Hitzewellen führen zu Lethargie (Immobilität), Flüssigkeitsverlust (erhöhter Flüssigkeitsbedarf bzw. vermehrte Wassereinsparung durch die Nieren), Hypovolämie und Temperaturanstieg (Hyperthermie). Besondere Risiken von Medikamenten in Hitzewellen entstehen deshalb dann, wenn harntreibende Medikamente verabreicht werden, ohne die verminderte Flüssigkeitsaufnahme zu berücksichtigen, bspw. bei vermindertem Durstgefühl, oder wenn die Thermoregulation eingeschränkt ist, z. B. durch vermindertes Schwitzen. Begünstigend können ACE-Hemmer sein, welche das Durstgefühl reduzieren und Substanzen, welche das Schwitzen verringern: anticholinerge Medikamente, wie z. B. trizyklische Antidepressiva oder Neuroleptika. Im Allgemeinen lautet aber die Empfehlung, sich leicht zu kleiden und unbedingt eine ausreichend große Flüssigkeitszufuhr sicherzustellen.
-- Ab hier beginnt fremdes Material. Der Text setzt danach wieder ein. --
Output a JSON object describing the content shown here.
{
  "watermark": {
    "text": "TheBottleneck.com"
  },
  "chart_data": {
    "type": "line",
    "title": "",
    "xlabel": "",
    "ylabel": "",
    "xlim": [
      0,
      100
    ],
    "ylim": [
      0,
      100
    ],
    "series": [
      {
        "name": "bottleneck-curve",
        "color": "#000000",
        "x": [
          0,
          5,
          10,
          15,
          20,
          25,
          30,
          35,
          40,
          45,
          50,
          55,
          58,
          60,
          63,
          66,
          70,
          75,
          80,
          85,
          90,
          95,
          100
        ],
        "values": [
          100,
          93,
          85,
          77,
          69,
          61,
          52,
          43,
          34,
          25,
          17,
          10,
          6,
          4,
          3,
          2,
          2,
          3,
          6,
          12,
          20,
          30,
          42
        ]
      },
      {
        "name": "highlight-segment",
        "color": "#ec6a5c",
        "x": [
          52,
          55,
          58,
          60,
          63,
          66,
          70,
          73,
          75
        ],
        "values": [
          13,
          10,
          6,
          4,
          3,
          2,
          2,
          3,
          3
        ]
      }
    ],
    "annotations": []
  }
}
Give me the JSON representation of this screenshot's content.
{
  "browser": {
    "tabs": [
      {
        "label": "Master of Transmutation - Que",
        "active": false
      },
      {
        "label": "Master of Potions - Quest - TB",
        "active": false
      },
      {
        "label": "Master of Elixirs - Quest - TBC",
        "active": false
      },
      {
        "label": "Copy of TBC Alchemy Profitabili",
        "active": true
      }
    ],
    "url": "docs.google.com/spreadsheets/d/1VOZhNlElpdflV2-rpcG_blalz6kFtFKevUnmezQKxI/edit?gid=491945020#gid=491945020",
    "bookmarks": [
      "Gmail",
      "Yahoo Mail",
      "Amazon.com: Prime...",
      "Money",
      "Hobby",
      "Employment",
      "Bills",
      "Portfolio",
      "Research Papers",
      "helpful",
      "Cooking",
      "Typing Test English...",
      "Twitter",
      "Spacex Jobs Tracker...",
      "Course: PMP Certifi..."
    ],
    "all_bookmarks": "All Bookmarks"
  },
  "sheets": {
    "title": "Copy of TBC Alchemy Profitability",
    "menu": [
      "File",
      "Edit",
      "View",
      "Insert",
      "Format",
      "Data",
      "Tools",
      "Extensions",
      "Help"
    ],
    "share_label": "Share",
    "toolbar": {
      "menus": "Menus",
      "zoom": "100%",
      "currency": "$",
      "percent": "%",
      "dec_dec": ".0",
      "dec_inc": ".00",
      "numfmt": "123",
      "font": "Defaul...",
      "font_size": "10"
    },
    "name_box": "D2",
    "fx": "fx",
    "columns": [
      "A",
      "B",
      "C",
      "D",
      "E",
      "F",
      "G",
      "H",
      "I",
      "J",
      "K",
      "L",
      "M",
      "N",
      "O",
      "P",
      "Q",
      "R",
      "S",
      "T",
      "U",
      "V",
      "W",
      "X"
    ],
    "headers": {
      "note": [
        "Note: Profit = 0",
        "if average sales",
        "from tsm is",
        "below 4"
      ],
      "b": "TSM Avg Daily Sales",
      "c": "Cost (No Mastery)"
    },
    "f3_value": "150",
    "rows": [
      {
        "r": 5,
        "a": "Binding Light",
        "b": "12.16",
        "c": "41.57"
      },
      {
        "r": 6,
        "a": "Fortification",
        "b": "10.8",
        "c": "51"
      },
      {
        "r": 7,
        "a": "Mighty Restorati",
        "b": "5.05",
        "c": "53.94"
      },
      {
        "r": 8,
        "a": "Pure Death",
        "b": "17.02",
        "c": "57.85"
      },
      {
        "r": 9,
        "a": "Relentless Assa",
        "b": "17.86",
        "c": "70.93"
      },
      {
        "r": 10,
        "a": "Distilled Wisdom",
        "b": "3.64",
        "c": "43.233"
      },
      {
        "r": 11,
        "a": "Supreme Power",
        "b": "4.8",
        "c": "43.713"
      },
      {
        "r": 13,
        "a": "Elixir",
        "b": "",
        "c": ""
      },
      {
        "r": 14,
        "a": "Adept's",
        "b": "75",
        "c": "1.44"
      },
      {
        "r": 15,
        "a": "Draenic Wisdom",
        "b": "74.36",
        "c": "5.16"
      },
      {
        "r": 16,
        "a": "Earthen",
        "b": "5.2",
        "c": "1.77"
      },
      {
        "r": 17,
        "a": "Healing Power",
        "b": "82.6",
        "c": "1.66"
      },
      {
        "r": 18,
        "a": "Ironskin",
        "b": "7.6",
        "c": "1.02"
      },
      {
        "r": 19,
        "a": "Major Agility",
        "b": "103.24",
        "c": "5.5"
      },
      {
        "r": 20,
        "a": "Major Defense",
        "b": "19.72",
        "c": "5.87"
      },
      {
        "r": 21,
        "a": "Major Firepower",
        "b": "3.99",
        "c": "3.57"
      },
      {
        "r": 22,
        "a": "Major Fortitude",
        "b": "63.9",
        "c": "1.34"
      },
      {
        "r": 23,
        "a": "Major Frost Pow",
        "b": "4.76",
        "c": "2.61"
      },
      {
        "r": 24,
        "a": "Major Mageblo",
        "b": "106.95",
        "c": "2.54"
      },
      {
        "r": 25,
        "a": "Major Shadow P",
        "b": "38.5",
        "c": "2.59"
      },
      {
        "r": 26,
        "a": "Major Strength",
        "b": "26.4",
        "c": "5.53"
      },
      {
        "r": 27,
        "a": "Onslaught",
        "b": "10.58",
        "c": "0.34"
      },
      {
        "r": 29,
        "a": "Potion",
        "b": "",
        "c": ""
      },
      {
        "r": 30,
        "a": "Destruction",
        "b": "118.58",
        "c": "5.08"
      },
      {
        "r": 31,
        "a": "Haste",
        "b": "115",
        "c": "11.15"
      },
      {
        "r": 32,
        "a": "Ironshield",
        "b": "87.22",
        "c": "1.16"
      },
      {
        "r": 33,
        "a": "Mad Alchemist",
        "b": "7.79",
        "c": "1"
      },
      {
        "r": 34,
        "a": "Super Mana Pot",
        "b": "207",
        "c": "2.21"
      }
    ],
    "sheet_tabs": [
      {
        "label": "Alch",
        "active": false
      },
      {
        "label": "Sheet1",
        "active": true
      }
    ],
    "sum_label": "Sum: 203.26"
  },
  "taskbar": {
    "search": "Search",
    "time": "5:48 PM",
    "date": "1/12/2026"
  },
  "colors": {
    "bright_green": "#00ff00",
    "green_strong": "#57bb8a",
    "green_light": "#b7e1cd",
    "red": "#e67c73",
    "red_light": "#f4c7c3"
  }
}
Risikosituationen erkennt man u.a. an Anstiegen von Puls und Körpertemperatur.
Was kann der ältere Patient selbst tun, um eine optimale Versorgung mit Medikamenten zu erhalten?
Zeitmangel ist die größte Last des Heilberuflers; entsprechend muss es im Sinne des Patienten sein, die spärliche gemeinsame Zeit maximal zu nutzen und alle Information, die gewünscht ist, als Patient zu erhalten, aber auch dem Arzt zu liefern. Für Heilberufler ist die lückenlose Information über die aktuelle Behandlung von unschätzbarem Wert, die Vorbereitung dieser Information eine maximale Zeitersparnis. Entsprechend ist es sehr ratsam, dass diese Information in Form eines nach üblichen Kriterien aufgebauten und aktuellen Medikationsplans in jedes Gespräch mitgebracht wird. Dabei sollte auch klarwerden, welche Medikamente ggf. nicht eingenommen werden und warum.
Eine optimale Vorbereitung jedes Kontakts mit einem Heilberufler besteht deshalb aus folgenden Dingen:
- Ein aktueller Medikationsplan wird mitgebracht, um mit wenig Aufwand Klarheit zu schaffen.
- Der Patient ist vorbereitet auf die Frage, ob er die Medikamente alle so wie verschrieben einnimmt. Hier ist eine ehrliche Antwort wichtig, denn die Ärzte wissen, dass viele Patienten die Medikamente aus unterschiedlichen Gründen nicht einnehmen (können). Abhilfe kann aber nur geschaffen werden, wenn darüber gesprochen und verhandelt wird (Adhärenz).
- Der Patient ist vorbereitet auf die Frage, ob er Nebenwirkungen beobachtet, die er mit den Medikamenten in Zusammenhang bringt.
- Es wäre zudem schön, wenn mehr Patienten äußern könnten, was sie momentan am meisten bedrückt und deshalb am ehesten einer Lösung bedarf (Patientenpräferenzen). Das würde helfen, Therapien sinnvoll zu fokussieren.